Rodríguez era un líder doctrinal, ideológico y había forjado su liderazgo a costa de un adversario. En su caso, el oponente era la Iglesia oficial, la misma que había interpretado arteramente el Evangelio, el concilio y en general, los tiempos modernos, a los que, naturalmente, no había sabido adaptarse.

Y como todo líder, especialmente los líderes de masas, el teólogo Rodríguez se había convertido en esclavo de sus propios seguidores, siervo de la admiración y el aplauso de sus discípulos. No les podía fallar.

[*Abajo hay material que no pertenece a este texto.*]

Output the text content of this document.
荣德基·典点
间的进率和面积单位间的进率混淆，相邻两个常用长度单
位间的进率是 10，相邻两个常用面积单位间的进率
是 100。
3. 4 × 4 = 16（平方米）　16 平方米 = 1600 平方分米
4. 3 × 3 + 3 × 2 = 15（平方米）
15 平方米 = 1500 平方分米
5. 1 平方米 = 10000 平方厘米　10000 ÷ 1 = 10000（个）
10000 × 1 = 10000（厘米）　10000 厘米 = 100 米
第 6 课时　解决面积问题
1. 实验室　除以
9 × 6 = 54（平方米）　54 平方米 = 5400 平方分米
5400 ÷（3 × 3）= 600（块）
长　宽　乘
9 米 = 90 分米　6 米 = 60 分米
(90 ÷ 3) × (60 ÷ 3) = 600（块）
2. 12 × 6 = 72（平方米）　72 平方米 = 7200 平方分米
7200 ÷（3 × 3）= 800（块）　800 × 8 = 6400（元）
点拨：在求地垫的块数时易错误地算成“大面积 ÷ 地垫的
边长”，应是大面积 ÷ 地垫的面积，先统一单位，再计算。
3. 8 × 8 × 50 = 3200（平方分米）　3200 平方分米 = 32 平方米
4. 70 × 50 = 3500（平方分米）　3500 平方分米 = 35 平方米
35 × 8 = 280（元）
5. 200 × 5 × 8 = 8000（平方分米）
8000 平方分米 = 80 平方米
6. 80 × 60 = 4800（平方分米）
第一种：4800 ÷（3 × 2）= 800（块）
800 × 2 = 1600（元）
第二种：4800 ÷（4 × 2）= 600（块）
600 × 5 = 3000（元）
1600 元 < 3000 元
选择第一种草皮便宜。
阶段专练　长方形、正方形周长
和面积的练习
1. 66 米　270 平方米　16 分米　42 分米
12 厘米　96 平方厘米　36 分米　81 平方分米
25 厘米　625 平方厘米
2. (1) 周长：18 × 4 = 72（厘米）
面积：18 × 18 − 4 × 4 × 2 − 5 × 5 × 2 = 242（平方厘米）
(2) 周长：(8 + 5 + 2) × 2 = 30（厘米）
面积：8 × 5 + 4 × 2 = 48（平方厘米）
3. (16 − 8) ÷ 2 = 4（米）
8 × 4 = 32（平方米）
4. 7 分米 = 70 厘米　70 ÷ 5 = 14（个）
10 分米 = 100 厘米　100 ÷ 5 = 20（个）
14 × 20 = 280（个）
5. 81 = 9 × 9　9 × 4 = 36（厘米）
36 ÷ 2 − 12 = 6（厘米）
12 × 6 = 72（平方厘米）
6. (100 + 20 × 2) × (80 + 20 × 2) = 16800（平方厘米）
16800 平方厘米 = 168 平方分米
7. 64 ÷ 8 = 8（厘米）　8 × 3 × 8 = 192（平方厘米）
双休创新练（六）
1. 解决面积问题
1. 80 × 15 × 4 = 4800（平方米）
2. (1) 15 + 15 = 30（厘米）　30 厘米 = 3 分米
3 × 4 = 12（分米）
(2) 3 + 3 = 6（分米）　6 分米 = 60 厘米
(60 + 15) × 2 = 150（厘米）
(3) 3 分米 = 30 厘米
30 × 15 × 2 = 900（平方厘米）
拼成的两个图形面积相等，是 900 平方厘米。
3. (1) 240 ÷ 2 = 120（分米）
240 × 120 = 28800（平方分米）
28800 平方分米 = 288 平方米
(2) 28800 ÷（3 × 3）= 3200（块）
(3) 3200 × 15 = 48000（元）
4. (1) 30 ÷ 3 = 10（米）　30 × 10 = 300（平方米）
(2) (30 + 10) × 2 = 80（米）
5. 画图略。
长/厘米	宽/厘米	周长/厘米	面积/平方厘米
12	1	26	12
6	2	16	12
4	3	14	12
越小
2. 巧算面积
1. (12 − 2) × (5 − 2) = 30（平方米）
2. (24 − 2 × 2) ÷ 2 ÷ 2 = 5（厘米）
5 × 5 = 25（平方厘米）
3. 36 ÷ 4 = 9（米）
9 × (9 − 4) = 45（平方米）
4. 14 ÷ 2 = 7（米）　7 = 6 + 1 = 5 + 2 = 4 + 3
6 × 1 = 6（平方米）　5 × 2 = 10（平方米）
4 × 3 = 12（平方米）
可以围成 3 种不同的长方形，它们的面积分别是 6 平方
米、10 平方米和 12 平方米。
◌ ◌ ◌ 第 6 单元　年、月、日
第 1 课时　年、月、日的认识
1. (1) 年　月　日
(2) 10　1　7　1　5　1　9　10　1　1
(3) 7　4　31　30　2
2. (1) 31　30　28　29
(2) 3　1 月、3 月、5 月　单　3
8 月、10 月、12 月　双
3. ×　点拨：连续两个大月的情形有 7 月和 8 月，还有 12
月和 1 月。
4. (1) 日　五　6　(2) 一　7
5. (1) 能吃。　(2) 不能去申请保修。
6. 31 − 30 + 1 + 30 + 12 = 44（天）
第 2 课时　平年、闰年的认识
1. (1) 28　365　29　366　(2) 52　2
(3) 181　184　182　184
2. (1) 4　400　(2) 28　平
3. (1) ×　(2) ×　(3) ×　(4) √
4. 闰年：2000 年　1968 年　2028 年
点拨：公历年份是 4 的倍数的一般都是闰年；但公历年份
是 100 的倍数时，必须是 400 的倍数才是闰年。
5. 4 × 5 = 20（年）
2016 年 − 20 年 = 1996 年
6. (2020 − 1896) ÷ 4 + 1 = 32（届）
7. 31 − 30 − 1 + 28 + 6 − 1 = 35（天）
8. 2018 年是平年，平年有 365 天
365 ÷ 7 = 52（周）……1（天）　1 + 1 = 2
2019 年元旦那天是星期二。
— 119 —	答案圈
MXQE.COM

Es lo que os ocurre a los hombres en vuestro siglo XXI. En la sociedad de la información, donde la velocidad con la que fluye la información y el conocimiento,  convierte al maestro en esclavo de sus  discípulos y al emisor en esclavo de sus receptores, que le obligan a no desviarse un ápice de sus aplaudidos planteamientos. En la sociedad de la información, la heterodoxia es dogma mucho más castrante que la ortodoxia y cierra la vía al cambio, es decir, al arrepentimiento, tan jaleado como está por sus discípulos y señores.

El cometido de todo teólogo progre es tremendo. El Evangelio es un libro sencillo y dice lo que dice: ni más ni menos. Hay que retorcerlo con mucho empeño para concluir las sofisticadísimas herejías majaderas que, por los demás, se repiten cada 100 años, aproximadamente.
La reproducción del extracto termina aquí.